State conservation officials believe this photo, taken recently in Greenwich, shows a mountain lion. The animal, which has been spotted in the northern part of town since the end of May, likely had been held in captivity and was released or escaped, officials said. Photo: Contributed Photo / Greenwich Time Contributed State conservation officials believe this photo, taken recently in Greenwich, shows a mountain lion. The animal, which has been spotted in the northern part of town since the end of May, likely had been held in captivity and was released or escaped, officials said.  State Department of Environmental Protection officials investigating sightings of a large cat in backcountry Greenwich say it appears the animal is a mountain lion that may have been released or escaped from a local handler.
DEP officials say they came to the conclusion based on a photograph taken by someone in Greenwich and paw prints left by the animal, which had been seen over the last few days in the northwest part of town.
The most recent sighting was reported on Sunday evening by several Brunswick School faculty, who said they saw a mountain lion at the school's King Street campus, according to Greenwich Police.

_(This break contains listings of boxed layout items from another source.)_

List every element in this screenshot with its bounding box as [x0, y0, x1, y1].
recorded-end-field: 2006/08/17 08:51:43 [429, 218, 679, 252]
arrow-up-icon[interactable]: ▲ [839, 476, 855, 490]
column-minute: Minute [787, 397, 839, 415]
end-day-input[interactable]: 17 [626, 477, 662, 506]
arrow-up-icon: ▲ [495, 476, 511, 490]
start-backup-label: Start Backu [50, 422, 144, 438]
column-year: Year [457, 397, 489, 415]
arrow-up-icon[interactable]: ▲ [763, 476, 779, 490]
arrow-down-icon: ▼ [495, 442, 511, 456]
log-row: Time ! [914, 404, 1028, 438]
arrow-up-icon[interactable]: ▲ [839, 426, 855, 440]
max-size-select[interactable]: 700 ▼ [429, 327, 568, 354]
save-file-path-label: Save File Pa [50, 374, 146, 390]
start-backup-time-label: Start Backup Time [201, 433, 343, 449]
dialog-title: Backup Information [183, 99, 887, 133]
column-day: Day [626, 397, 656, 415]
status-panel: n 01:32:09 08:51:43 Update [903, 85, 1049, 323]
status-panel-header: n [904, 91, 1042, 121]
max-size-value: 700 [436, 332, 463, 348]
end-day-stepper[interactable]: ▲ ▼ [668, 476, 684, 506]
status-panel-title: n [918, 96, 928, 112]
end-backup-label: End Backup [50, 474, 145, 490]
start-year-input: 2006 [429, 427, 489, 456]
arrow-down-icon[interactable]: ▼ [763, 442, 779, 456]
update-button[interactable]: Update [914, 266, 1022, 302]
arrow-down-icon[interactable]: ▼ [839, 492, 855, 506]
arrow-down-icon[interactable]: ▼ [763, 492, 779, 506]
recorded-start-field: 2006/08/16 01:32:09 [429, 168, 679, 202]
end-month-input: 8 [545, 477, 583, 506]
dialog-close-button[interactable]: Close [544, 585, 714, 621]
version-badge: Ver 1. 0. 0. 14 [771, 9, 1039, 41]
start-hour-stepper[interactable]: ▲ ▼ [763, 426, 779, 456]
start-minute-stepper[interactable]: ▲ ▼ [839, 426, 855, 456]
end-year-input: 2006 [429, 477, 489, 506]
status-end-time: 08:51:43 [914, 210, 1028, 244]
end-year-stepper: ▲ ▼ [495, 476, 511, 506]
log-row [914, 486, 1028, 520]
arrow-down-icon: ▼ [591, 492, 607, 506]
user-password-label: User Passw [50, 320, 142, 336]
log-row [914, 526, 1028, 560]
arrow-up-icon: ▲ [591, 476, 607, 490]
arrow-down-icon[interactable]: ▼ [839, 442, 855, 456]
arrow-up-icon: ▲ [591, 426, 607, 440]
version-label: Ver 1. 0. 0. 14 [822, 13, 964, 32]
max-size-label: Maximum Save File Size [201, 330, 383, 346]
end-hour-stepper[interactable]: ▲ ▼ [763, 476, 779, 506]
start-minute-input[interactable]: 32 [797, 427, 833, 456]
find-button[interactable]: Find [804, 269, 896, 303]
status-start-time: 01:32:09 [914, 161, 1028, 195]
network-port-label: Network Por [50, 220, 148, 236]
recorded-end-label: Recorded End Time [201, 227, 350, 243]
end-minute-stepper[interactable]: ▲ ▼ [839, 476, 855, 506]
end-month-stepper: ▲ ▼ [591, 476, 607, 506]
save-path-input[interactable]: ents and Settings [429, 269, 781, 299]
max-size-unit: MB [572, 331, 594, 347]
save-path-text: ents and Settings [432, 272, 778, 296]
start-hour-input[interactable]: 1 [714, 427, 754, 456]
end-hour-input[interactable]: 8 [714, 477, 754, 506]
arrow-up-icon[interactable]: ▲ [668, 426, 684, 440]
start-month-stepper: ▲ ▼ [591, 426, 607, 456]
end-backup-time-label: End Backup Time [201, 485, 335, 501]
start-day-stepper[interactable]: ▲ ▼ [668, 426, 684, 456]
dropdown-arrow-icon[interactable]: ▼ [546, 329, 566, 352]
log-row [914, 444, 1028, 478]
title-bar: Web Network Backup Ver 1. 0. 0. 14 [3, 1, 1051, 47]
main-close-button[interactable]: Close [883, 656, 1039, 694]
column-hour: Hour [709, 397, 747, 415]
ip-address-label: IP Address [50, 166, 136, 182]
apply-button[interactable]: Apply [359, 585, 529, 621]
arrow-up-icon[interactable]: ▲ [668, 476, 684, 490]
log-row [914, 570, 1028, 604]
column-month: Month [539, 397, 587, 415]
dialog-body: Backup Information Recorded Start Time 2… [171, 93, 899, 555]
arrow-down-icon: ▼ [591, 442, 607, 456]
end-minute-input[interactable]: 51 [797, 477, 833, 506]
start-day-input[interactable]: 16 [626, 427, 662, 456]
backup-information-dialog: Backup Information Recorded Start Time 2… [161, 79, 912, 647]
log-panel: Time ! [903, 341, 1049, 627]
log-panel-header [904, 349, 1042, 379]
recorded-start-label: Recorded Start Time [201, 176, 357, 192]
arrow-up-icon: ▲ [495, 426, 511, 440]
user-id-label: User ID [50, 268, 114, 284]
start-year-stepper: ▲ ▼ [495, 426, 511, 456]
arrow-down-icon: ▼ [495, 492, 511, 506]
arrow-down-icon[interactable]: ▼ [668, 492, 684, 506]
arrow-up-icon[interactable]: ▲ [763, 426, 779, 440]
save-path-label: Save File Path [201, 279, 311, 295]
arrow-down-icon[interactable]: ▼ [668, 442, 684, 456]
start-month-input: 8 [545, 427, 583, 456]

DEP spokesman Dwayne Gardner said officials got a blurry photo of the animal taken from a spot on King Street, and recreated the shot with a dog to get perspective on the animal's size. The dog they photographed is bigger than a bobcat, which some people mistakenly believe are mountain lions, and officials determined the animal is two to three times the size of the dog.

There is no native population of mountain lions in Connecticut and the eastern mountain lion was declared extinct in March by the U.S. Fish and Wildlife Service. No one is sure yet where the animal is from. In New York state, possessing a mountain lion is legal for permitted handlers, Gardner said, though there is no such legal permit in Connecticut

Lionshare Farm, a 95-acre animal sanctuary near the Greenwich-Stamford line, legally keeps a number of wild animals, but a woman who answered the phone there Wednesday said none of the facility's animals are missing or loose.In fact, Gardner said Lionshare Farm contacted Greenwich officials and offered assistance with tracking the animal."We don't have any reason to believe it's them," Gardner said.

Gardner said DEP environmental conservation police will be in touch with Greenwich police Thursday, and if there are any more sightings, they will attempt to locate the animal. The DEP also has reached out to its counterparts in New York because it doesn't have traps large or effective enough for the animal.